Also bei 4k irgendwas im Bereich 40 - 55 Zoll zu kaufen klingt für mich so, wie mit einem Rennwagen auf Kopfsteinpflaster fahren. Unter 60 Zoll macht das eigentlich wenig Sinn, jedenfalls bei normalen Wohnzimmer-Sitzabständen. 
Wobei außerdem klar sein muss, mehr als Spielen kann man mit einem TV am PC eigentlich nicht. Als echter Monitorersatz muss man zu nah dran und dann hat man eine sehr augenschädliche Strahlenkanone vor der man hockt.


----------



## Radikalnoob (31. Januar 2018)

Mein Wohnzimmer ist halt nur knappe 16 m² groß, da ist alles über 55 Zoll meines Erachtens nach schon überdimensioniert. Der Sitzabstand beträgt zwischen 2,5 und 3 Meter, je nachdem wo ich sitze.  Fürs Arbeiten am PC würde ich eher meinen anderen Rechner an den zwei Monitoren und mein Notebook verwenden. Also würde der TV in erster Linie zum zocken und zum streamen von Netflix/Prime genutzt werden. Und bei den Geräten ab 60+ Zoll kriegt man innerhalb meiner Budgetgrenzen eher Modelle, bei denen man wahrscheinlich mit einigen Abstrichen zurecht kommen müsste


----------



## Radikalnoob (31. Januar 2018)

Wobei ich diese Abstriche natürlich auch bei den eingangs erwähnten Modellen hätte


----------



## Herbboy (31. Januar 2018)

Ist denn 4K für Dich definitiv schon wichtig? Viel 4K gibt es ja derzeit noch nicht.


----------



## Promego (1. Februar 2018)

Herbboy schrieb:


> Ist denn 4K für Dich definitiv schon wichtig?

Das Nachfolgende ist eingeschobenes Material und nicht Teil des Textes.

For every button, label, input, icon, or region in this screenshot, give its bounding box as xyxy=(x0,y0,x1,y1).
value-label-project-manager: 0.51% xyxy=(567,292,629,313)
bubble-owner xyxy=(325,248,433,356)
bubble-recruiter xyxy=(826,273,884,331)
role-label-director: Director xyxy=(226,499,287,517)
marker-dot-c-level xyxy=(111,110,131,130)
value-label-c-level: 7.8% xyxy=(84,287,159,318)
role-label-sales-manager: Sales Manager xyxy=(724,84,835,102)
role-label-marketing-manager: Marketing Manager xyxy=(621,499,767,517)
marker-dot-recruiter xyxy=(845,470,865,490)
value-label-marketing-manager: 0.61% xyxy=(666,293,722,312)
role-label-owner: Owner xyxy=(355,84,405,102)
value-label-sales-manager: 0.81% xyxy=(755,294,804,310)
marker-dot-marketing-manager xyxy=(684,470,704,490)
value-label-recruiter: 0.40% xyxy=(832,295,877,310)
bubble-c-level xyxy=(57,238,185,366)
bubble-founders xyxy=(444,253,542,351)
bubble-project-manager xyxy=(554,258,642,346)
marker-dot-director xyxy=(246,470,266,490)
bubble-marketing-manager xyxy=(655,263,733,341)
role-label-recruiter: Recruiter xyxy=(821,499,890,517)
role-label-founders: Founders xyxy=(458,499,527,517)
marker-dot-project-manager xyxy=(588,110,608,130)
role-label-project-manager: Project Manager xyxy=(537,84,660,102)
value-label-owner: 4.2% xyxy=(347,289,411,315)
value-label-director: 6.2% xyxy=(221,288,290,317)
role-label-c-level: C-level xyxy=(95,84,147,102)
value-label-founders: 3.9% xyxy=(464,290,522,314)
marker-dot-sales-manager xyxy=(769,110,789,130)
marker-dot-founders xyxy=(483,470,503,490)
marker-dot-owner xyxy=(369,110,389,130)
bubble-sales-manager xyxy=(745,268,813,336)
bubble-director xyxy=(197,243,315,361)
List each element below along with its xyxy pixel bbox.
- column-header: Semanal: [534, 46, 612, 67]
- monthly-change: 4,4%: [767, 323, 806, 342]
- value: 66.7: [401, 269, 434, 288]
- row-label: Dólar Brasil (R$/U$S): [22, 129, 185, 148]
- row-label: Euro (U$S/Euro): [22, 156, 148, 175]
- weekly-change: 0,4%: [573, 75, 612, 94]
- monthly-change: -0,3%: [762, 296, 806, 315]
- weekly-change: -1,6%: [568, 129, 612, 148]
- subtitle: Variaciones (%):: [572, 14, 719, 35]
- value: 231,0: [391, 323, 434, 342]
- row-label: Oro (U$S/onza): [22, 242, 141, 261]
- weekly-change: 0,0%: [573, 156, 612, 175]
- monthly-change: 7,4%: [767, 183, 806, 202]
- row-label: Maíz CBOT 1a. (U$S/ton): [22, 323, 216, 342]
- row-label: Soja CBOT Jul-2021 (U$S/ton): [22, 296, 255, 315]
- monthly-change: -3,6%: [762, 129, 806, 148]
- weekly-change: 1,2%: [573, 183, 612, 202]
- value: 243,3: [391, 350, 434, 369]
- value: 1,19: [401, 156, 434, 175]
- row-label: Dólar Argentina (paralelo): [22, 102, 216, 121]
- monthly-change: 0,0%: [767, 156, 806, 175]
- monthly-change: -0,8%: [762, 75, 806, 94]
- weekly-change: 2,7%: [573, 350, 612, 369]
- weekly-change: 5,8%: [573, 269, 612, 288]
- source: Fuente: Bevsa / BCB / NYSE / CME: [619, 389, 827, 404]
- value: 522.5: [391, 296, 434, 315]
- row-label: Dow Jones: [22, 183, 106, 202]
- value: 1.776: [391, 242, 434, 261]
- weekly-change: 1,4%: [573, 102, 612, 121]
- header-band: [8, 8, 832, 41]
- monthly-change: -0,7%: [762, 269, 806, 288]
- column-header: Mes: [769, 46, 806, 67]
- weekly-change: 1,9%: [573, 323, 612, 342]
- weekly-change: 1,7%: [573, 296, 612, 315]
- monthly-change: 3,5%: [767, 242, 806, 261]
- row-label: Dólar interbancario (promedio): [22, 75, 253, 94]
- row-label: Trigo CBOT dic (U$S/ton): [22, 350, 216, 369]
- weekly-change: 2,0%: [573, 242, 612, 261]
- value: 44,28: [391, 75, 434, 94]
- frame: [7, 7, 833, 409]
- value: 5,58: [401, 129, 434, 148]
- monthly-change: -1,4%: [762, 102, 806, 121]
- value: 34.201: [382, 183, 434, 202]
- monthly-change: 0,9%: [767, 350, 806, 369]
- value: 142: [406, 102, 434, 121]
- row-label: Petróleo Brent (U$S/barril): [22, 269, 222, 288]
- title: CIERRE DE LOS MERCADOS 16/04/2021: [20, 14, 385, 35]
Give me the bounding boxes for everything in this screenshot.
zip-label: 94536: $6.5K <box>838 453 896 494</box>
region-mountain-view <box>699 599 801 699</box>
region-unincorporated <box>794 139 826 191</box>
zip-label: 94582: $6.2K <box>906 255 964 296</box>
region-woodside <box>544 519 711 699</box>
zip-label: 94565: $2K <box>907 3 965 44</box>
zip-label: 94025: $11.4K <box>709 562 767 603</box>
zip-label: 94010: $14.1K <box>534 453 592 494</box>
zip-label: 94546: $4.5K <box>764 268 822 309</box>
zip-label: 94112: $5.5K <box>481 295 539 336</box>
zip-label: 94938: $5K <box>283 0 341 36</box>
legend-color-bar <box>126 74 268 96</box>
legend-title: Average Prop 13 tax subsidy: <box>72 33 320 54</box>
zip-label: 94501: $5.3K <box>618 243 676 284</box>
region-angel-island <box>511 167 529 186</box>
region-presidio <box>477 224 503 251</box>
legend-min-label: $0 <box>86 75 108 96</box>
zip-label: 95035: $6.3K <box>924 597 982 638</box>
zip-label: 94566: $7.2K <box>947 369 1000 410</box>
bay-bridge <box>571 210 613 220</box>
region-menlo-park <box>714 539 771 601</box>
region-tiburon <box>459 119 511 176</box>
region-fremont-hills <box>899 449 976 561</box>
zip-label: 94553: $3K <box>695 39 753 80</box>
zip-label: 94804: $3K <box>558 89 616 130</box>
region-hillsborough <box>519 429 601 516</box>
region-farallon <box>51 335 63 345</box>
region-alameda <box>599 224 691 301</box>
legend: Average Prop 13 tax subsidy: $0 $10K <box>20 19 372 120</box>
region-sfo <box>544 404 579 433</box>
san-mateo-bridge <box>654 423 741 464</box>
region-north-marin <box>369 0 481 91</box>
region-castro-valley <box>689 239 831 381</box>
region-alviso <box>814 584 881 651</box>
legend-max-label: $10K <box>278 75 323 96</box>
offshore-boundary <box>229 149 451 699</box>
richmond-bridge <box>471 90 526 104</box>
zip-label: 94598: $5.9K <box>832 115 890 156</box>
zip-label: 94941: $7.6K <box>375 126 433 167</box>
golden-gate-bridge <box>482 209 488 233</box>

Das ist ein guter Punkt - gerade wenn du auch eine PS4 hast, profitierst du von gutem HDR mehr (als von 4k), und das spricht klar für den LG mit 10bit panel und dolby vision support.


----------



## Radikalnoob (1. Februar 2018)

4K spielt für mich keine herausragende Rolle, allerdings scheinen fast alle aktuellen TV Geräte (ab 2017) automatisch diese Auflösung zu ermöglichen. 

Meine Graka schafft die Auflösung, und wenn ich feststellen sollte, dass keine signifikanten Verbesserungen sichtbar sind oder sogar die Systemperformance eingeschränkt wird, kann die Auflösung ja immer noch gesenkt werden.  In Full HD sehen die Games wie bereits erwähnt auch super aus. 

Der Hauptkaufgrund ist die Bildschirmdiagonale, da meine beiden Samsung nur 24 Zoll haben und es stellenweise schon anstrengend wird, ingame Hinweise, Questbeschreibungen etc. zu lesen, wenn man zu weit entfernt ist. Von der Couch oder vom Bett aus zu zocken ist ja aber auch mal ganz entspannt, und da hilft die größere Bildfläche dann doch. 49 Zoll sollten es schon mindestens sein, vlleicht werden es auch 55

4K ist also kein Muss, aber nice to have und ich will es zumindest mal testen

Beste Grüße und danke für die rege Beteiligung


----------



## Herbboy (1. Februar 2018)

Von 46 bis 50 Zoll mit Release ab 2017 gibt es in der Tat mehr 4K als Full-HD, aber es gibt auch immer noch ne Menge Full-HD. Die Frage wäre halt, ob du nicht einen Full-HD nimmst, der dann für die gleiche sonstige Qualität nur 400€ kostet, und dann eben - wenn an 4K nichts mehr vorbeigeht - wechselst. Bei Full-HD wäre wiederum für den Preis, den der Sony kostet, ein größeres Modell drin, da bekommst du halt locker für 500-600€ auch 55 Zoll, und mind 3x HDMI (ich denke mal, das wäre für Dein Setting ja auch wichtig).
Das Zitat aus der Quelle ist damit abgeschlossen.